The present study has some strength and weaknesses: we used repeated continuous stimuli which hopefully better identify individuals with abnormal blood flow response rather than solely relying on group averages. We had a relatively small number of patients in the present study. This, in part, is related to the difficulty of operating the LDF. In addition, we chose a margin of 10% change in blood flow as having an autoregulatory response. This is based on our previous data (Boltz et al. 2013c), but we do currently not know whether this is a clinically meaningful margin. Whereas we did 3 repeated OPP challenges and were able to identify consistent changes in different subjects we do not know the day‐to‐day reproducibility or the long‐term reproducibility of our results. This needs to be studied in future longitudinal trials also testing the hypothesis that abnormal autoregulatory patterns are associated with glaucoma progression.
Also, we could only reliably obtain blood flow information from approximately 80% of subjects which indicates that the current technique is not ideal for clinical setting (Luksch et al. 2009). Future studies can consider using the commercialized optical coherence tomography angiography (OCTA), which is relatively easy to perform and less time consuming than LDF, together with the handgripping protocol to study blood flow (Kashani et al. 2017). However, algorithms will need to be developed to extract clinically valid perfusion information from OCTA (Leitgeb et al. 2014; Chen & Wang 2017). Majority of the POAG patients received topical anti‐glaucoma drugs. This may influence the results of the present study, but the multivariate analysis did not identify any differences between the different drugs. The diversity of treatment regimen was, however, large, and studies with larger sample size are required to study this topic in more details. As mentioned above, the strict IOP control does, however, have the advantage that the two study groups were matched with regard to IOP. Finally, the increase in blood pressure during handgripping is small and within the autoregulatory range in the majority of subjects in this study. As such we also did not observe a significant difference between the two groups. On the other hand, interventions that induce large blood pressure changes may not be well‐tolerated by older subjects.

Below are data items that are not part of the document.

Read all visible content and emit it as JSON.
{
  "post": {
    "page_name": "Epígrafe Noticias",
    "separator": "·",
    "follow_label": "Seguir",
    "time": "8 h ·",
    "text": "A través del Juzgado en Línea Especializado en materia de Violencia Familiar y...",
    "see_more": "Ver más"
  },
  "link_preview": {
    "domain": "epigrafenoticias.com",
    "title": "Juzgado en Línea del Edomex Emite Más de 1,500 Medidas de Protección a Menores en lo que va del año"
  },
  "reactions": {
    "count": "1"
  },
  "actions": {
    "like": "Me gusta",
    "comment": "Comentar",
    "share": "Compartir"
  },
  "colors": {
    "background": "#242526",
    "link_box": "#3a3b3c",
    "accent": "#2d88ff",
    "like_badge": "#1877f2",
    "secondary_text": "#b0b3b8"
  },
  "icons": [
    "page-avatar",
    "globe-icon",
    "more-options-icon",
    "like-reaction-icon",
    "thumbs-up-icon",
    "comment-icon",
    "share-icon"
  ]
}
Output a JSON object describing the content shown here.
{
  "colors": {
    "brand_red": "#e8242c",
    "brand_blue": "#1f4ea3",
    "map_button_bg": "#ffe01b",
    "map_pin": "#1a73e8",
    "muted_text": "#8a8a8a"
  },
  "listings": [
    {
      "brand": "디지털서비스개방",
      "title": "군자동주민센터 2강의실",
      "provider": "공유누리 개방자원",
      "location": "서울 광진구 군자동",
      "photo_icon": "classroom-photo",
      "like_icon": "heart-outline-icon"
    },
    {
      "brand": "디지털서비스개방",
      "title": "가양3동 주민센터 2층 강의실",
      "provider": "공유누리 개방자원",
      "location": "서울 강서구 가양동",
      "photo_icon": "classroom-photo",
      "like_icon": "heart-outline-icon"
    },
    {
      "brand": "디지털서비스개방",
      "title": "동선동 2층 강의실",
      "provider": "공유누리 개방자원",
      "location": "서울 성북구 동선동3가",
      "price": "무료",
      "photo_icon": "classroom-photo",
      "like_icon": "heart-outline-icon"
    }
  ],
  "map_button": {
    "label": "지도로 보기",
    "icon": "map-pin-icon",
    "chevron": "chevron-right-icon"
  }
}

In conclusion, the present study provides direct evidence for altered ONHBF regulation in some POAG patients. Using repeated stimuli with isometric exercise, we were able to identify subjects with abnormal ONHBF regulation patterns and these subjects were more frequently identified in the glaucomatous group than in the healthy control group. There is a need to further refine this technique to improve its feasibility for the clinic, thereby allowing future studies to investigate the autoregulatory abnormalities in the disease process.
Grant support: Austrian Science Fund (FWF) project No. KLIF 340.